Californians have long feared the potential for an earthquake they call "the big one," but scientists with the U.S. Geological Survey (USGS) are warning that a winter "superstorm" could be dramatically worse.

The USGS says the "ARkStorm scenario" could produce up to 10 feet of rain, resulting in massive floods, landslides, deaths and more than $300 billion in damages. The ARkStorm (short for atmospheric river 1,000) would draw heat and moisture from the tropical Pacific, forming a series of atmospheric rivers (ARs) that "approach the ferocity of hurricanes and then slam into the U.S. West Coast over several weeks," according to the USGS. Flood control infrastructures would be overwhelmed, and nearly one-quarter of the homes in California would be affected.

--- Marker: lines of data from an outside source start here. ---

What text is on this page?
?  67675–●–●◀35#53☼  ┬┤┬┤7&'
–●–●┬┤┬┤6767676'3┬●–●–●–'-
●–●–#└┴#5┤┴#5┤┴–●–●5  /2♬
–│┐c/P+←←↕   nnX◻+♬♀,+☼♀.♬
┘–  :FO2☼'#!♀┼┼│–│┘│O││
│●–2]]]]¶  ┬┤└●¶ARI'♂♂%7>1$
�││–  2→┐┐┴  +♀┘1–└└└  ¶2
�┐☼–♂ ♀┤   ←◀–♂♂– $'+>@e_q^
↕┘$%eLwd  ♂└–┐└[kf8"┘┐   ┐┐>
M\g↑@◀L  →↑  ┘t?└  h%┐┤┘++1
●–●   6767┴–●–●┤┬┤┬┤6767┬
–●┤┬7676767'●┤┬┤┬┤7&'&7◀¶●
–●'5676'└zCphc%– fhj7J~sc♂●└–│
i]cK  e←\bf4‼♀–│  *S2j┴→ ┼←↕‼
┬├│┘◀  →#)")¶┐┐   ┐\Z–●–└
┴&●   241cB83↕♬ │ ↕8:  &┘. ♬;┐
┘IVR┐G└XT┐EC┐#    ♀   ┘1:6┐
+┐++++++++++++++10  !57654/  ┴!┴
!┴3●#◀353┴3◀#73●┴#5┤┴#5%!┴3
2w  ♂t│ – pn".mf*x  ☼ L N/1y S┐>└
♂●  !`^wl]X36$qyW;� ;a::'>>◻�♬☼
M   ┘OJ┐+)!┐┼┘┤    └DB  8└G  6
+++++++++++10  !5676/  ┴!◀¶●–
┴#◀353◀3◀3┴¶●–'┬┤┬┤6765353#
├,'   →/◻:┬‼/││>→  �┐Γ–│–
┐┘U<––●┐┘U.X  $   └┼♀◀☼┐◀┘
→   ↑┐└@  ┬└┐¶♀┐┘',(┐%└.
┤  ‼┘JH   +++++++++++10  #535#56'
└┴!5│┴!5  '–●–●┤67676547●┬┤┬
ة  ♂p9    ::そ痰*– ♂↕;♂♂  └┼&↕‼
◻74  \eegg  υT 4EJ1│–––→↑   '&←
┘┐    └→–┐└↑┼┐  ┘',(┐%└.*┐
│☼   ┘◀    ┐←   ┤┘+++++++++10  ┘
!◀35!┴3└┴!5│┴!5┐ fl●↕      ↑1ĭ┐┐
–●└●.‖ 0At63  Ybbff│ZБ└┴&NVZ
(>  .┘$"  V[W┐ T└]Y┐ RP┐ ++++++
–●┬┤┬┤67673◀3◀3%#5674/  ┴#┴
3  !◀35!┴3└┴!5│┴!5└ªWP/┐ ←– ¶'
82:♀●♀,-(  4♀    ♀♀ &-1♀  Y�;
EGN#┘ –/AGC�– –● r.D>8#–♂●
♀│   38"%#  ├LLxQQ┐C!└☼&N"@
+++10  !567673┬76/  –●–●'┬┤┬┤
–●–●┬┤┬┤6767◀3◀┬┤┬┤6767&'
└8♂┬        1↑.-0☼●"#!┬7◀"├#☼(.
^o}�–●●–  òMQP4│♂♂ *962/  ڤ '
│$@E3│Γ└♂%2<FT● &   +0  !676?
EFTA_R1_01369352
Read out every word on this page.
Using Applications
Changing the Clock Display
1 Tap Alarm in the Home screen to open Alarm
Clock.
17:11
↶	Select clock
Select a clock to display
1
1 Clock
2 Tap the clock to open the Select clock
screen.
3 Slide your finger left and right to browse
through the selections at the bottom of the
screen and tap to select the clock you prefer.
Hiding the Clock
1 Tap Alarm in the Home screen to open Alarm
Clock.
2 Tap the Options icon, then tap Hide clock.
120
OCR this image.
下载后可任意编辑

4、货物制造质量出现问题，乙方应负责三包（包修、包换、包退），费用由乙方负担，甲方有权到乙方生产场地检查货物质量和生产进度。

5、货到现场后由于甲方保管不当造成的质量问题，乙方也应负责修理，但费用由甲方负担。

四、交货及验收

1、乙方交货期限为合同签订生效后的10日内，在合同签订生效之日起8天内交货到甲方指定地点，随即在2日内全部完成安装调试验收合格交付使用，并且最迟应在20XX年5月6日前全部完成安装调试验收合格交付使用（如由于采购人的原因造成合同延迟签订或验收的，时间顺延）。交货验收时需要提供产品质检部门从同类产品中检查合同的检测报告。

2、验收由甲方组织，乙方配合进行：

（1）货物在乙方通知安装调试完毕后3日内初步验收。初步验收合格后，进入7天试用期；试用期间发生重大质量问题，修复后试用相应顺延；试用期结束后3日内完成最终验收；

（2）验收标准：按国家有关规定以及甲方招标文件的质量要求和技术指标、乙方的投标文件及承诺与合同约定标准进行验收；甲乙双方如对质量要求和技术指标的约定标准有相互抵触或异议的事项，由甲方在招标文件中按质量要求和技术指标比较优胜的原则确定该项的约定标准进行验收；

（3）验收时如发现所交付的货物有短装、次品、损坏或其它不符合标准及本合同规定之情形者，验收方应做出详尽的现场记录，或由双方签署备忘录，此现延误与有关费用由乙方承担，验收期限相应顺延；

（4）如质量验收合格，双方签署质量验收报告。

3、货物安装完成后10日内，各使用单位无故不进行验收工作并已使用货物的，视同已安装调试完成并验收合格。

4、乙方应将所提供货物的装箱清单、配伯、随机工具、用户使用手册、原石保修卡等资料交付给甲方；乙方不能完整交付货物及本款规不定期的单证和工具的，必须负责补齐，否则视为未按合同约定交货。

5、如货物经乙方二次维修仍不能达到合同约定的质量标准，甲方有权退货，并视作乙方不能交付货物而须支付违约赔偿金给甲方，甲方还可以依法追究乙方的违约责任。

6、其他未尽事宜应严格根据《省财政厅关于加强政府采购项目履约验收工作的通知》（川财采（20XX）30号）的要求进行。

At a recent two-day summit, the USGS discussed the potential for the superstorm, and what emergency management agencies could do if it hit.

"The ARkStorm scenario is a complete picture of what that storm would do to the social and economic systems of California," Lucy Jones, chief scientist of the USGS Multi-Hazards Demonstration Project and architect of ARkStorm, said in a prepared statement. "We think this event happens once every 100 or 200 years or so, which puts it in the same category as our big San Andreas earthquakes. The ARkStorm is essentially two historic storms (January 1969 and February 1986) put back to back in a scientifically plausible way. The model is not an extremely extreme event."

The report on the ArkStorm was put together by a team of more than 100 scientists and experts in a process similar to the one the USGS used in 2008 to create ShakeOut, the most comprehensive earthquake scenario and the largest earthquake drill ever conducted. Here's a video about the two projects:

Even with this planning, there will always be problems. "Floods are as much a part of our lives in California as earthquakes are," Jones told the New York Times. "We are probably not going to be able to handle the biggest ones." The USGS team found that massive superstorms like this could overwhelm flood control infrastructures and other mitigation efforts.

Experts from the National Oceanic and Atmospheric Administration (NOAA), Scripps Institution of Oceanography, the state of California, FEMA and other agencies contributed to the ARkStorm project.